LONDON (THE FINANCIAL TIMES) – The UK is drawing up plans to turn London into a rival of Singapore as a hub for shipping companies to register vessels after the Brexit transition period, according to people briefed on the proposals.
Industry bodies and unions have been canvassed over the reform of the shipping industry’s so-called tonnage tax after Jan 1, 2021, when the UK is no longer subject to the European Union’s state aid regime on subsidies.
According to calculations provided to the government, revamping the UK’s shipping tax and regulation regime could be worth £3.7 billion (S$6.63 billion) to the economy over three years and create 2,500 high-quality jobs directly, as well as 25,000 in related companies.
Plans due to be submitted to ministers at the Department for Transport last week included expanding the scope of the UK scheme by counting oil rigs as “ships” for tax purposes – which is not allowed under EU rules controlling the subsidy of maritime transport – in order to attract more business.
A £30 million government-funded scheme to train cadets directly on behalf of shipping companies has also been mooted.
A spokesperson for the Department for Transport said: “We do not comment on leaks.”
Since the Brexit vote, the tonnage of ships registered under the UK flag has declined by a third, according to a report prepared for the government, because of uncertainty about leaving the bloc. The proposals argue this could partly be addressed with a “hearts and minds” campaign to persuade shipping companies to register their vessels under the UK flag.
Such a campaign would chime with Boris Johnson’s rhetoric of restoring Britain’s greatness as a maritime nation. Last February he chose the Painted Hall of the Royal Maritime Museum in Greenwich to deliver a speech in which he characterised Britain as once again on the “slipway” waiting to forge a new future as a global trade power.
Among the plans being discussed is enabling floating production storage and offloading vessels and drilling rigs to be included in the UK tonnage tax regime in order to give the UK a competitive advantage over current EU regulations.
David Blumenthal, a tax partner with Clyde & Co who handles tonnage tax issues, said the UK’s departure from the EU was an opportunity. “The idea is that if we’re not constrained by EU state aid, we could have more ability to do things that would make the UK more attractive to shipping companies,” he said.
In the EU, tonnage tax regimes are signed off by the bloc’s state aid authorities. The rules offer shipping companies a route to avoid corporation tax in exchange for registering and managing their vessels in an EU country.

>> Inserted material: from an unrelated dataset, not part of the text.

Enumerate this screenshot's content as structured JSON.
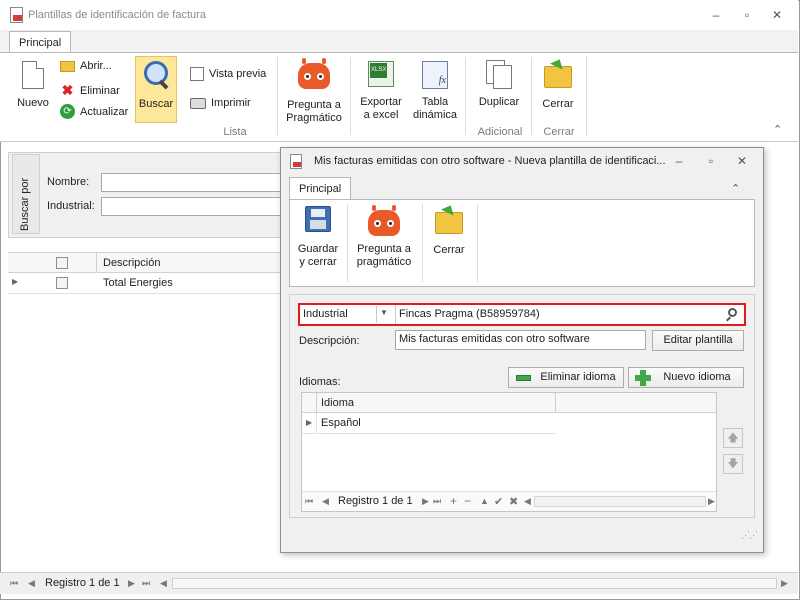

Another suggestion is companies that choose to flag their vessels in the UK could face a “lighter touch” test for how much of their shipping is managed in the UK – a crucial requirement under EU tonnage tax regimes. The proposal seen by the FT repeatedly references Singapore as a benchmark for the UK’s post-Brexit aspirations.
The UK tonnage tax scheme, set up in 2000 under John Prescott, the former Labour deputy prime minister and transport secretary, also includes a requirement for companies to train cadets, which the new proposals suggested could be taken on by the government – a form of subsidy.
Research for the government has shown this training requirement makes the UK tonnage tax up to 14 times more expensive than Singapore and between eight and 10 times the cost in permissive EU jurisdictions such as Malta and Cyprus.
The shipping and wider maritime industry employs more than 200,000 people and contributes over £46 billion a year to the UK economy, according to the UK Chamber of Shipping.
The chamber confirmed it was working with the government to explore options to enhance the UK as an international shipping hub. “As we leave the EU we have the opportunity to develop our national shipping regime as we will no longer be bound by EU rules,” a spokesman said.